69 Fig. 3.22: Expression of PIP5K2-EYFP T500A can rescue the phenotype of the Arabidopsis pip5k1 pip5k2 double mutant. PIP5K2::PIP5K2T500A:EYFP and PIP5K2::PIP5K2T500D:EYFP cDNA was expressed in the pip5k1 PIP5K1 pip5k2 pip5k2 mutant background. Transformed double mutant plants identified by PCR-based genotyping and analyzed for morphology . A, Wild type control. B, Double mutant expressing PIP5K2T500A-EYFP. C, Double mutant control displaying dwarfism. D, Double mutant expressing PIP5K2T500D-EYFP. All plants shown (A-D) have been grown side-by-side for the same period under identical conditions. E, PCR based genotyping. Black arrowheads indicate 1000 bp. F, genomic PIP5K2 sequence with exons (black) and introns. The white arrowhead indicates the site if the T-DNA insertion.

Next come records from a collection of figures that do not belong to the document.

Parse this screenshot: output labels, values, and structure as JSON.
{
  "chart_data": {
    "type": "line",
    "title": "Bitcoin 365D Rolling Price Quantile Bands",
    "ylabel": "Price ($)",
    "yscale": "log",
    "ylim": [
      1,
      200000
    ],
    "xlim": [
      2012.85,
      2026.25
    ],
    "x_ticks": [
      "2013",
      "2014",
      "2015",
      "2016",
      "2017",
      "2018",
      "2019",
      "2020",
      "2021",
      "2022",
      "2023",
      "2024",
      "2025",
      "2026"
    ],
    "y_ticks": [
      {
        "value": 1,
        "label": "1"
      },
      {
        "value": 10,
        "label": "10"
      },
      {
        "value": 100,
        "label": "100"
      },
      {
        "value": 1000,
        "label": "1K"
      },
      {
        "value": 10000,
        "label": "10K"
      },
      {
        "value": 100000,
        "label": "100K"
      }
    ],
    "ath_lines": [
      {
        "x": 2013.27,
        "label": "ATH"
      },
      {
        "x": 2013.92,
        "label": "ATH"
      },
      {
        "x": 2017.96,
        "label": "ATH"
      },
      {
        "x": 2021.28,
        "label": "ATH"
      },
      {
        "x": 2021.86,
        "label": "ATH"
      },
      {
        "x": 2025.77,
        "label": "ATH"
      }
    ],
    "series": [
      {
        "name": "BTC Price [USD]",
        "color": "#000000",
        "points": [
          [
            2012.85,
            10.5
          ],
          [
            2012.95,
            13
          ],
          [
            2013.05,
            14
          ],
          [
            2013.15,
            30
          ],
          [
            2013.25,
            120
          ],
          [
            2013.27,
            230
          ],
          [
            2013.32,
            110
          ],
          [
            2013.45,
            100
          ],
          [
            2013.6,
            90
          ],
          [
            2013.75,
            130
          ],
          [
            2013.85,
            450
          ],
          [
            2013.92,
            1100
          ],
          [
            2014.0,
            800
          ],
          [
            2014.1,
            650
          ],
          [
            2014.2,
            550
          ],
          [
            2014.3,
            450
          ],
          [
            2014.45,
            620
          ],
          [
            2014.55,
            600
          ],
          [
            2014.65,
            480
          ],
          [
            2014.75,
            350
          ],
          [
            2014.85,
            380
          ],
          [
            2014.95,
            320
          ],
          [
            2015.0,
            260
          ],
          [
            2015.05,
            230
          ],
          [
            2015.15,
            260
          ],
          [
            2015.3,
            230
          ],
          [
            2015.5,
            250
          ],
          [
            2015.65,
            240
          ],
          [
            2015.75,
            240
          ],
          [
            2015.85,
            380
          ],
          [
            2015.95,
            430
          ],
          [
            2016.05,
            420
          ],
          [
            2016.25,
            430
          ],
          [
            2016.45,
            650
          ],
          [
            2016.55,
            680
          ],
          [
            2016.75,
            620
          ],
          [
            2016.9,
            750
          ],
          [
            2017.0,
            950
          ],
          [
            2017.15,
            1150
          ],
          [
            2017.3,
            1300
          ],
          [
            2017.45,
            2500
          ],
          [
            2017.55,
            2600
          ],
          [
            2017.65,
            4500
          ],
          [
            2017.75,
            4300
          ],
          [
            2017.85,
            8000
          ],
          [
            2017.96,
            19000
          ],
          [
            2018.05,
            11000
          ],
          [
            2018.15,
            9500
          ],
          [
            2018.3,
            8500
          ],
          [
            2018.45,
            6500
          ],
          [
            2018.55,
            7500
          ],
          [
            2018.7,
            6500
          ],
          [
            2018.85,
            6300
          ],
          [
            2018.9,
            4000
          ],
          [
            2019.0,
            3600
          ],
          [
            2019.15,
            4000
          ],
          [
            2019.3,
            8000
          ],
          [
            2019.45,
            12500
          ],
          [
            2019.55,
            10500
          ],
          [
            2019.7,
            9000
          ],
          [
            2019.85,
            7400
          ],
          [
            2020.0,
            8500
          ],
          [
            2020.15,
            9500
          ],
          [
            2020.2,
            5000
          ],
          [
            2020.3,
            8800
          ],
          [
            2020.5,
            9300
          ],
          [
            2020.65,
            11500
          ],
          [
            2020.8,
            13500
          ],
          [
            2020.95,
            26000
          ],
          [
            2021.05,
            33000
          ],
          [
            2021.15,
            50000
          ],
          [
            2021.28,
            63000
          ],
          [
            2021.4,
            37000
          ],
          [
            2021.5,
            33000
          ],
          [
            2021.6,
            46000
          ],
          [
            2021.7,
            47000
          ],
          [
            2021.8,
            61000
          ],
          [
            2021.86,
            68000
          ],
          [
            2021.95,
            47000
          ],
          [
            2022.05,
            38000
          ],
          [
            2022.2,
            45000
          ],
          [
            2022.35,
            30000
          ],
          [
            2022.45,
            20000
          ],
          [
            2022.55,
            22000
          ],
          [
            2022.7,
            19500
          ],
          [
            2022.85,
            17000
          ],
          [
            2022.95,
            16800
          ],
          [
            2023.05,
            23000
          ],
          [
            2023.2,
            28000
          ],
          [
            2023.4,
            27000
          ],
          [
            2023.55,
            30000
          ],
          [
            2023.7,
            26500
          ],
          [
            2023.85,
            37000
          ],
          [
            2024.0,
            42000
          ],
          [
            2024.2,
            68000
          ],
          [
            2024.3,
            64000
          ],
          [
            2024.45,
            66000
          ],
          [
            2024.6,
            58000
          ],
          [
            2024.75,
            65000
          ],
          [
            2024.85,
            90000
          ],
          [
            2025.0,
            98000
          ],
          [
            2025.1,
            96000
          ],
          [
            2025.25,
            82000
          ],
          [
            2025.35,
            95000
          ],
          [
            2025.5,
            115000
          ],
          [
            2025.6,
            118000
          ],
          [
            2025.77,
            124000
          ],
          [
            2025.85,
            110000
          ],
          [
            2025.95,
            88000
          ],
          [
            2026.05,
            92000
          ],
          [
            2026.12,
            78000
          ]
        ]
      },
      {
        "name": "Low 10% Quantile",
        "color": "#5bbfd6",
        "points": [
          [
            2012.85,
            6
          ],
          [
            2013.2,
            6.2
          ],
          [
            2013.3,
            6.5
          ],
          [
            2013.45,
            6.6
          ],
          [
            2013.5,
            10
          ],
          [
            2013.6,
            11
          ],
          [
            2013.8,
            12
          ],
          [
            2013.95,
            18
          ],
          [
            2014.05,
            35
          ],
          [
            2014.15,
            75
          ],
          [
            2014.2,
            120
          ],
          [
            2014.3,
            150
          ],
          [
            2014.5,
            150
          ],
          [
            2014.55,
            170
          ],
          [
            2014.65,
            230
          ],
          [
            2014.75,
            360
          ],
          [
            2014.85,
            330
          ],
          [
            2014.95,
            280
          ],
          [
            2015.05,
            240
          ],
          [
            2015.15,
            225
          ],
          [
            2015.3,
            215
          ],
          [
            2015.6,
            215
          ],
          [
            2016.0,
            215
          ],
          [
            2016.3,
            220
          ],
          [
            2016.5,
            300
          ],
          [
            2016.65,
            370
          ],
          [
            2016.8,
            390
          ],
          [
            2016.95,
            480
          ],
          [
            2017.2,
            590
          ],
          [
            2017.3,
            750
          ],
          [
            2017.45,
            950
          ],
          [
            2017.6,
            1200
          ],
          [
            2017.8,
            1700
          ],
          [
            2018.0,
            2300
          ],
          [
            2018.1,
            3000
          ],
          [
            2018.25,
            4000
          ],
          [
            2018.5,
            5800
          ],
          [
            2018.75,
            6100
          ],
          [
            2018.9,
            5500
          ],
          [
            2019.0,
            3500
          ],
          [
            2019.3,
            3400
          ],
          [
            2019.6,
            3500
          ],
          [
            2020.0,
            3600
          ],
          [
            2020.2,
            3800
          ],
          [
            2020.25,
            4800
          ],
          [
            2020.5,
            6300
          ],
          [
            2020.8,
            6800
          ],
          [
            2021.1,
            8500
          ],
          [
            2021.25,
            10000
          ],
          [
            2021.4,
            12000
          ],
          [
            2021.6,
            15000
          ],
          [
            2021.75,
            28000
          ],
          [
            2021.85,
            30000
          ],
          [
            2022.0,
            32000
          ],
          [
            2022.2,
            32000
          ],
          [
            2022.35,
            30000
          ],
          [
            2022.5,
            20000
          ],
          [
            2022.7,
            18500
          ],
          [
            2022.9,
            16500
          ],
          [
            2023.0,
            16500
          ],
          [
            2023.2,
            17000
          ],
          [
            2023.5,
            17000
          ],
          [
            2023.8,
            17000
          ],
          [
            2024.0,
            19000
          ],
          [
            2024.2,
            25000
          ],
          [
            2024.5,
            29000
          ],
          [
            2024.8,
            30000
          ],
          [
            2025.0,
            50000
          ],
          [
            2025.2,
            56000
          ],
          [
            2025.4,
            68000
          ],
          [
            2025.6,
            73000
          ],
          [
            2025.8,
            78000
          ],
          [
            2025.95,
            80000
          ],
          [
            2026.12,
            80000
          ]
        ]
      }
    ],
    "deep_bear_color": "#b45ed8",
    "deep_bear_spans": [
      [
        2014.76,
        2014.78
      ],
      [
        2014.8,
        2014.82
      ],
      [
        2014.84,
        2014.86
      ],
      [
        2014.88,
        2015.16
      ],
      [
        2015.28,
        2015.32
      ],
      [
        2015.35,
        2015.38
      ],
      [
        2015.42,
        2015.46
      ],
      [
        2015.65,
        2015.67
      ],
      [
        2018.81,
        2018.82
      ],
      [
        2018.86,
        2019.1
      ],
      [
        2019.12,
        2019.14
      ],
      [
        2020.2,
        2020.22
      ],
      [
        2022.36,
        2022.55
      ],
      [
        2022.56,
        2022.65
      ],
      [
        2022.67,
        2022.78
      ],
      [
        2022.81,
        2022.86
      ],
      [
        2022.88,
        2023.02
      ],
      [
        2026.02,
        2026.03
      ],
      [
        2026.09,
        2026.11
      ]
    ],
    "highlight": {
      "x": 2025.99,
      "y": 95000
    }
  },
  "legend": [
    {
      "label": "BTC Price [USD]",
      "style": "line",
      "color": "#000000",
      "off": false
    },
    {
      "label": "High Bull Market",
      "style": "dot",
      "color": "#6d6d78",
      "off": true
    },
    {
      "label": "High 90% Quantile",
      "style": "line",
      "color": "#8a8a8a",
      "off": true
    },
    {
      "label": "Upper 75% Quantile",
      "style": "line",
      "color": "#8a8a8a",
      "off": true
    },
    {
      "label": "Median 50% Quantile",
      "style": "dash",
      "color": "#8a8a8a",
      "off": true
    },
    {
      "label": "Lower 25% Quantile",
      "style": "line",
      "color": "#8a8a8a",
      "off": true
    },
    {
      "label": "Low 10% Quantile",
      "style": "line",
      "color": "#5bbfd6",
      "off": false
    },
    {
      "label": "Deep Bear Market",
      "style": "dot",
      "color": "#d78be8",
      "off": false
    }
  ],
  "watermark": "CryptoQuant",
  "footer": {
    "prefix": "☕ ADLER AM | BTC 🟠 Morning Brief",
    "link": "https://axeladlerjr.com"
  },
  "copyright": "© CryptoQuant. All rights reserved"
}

The PIP5K2 variants of T500 were selected for the mutant complementation tests because of the clear difference in catalytic activities between T500A and T500D (Fig. 3.15). In future experiments, it will be interesting to also test the effects of expressing PIP5K2 T430A and PIP5K2 T430D in the Arabidopsis pip5k1 pip5k2 mutant background.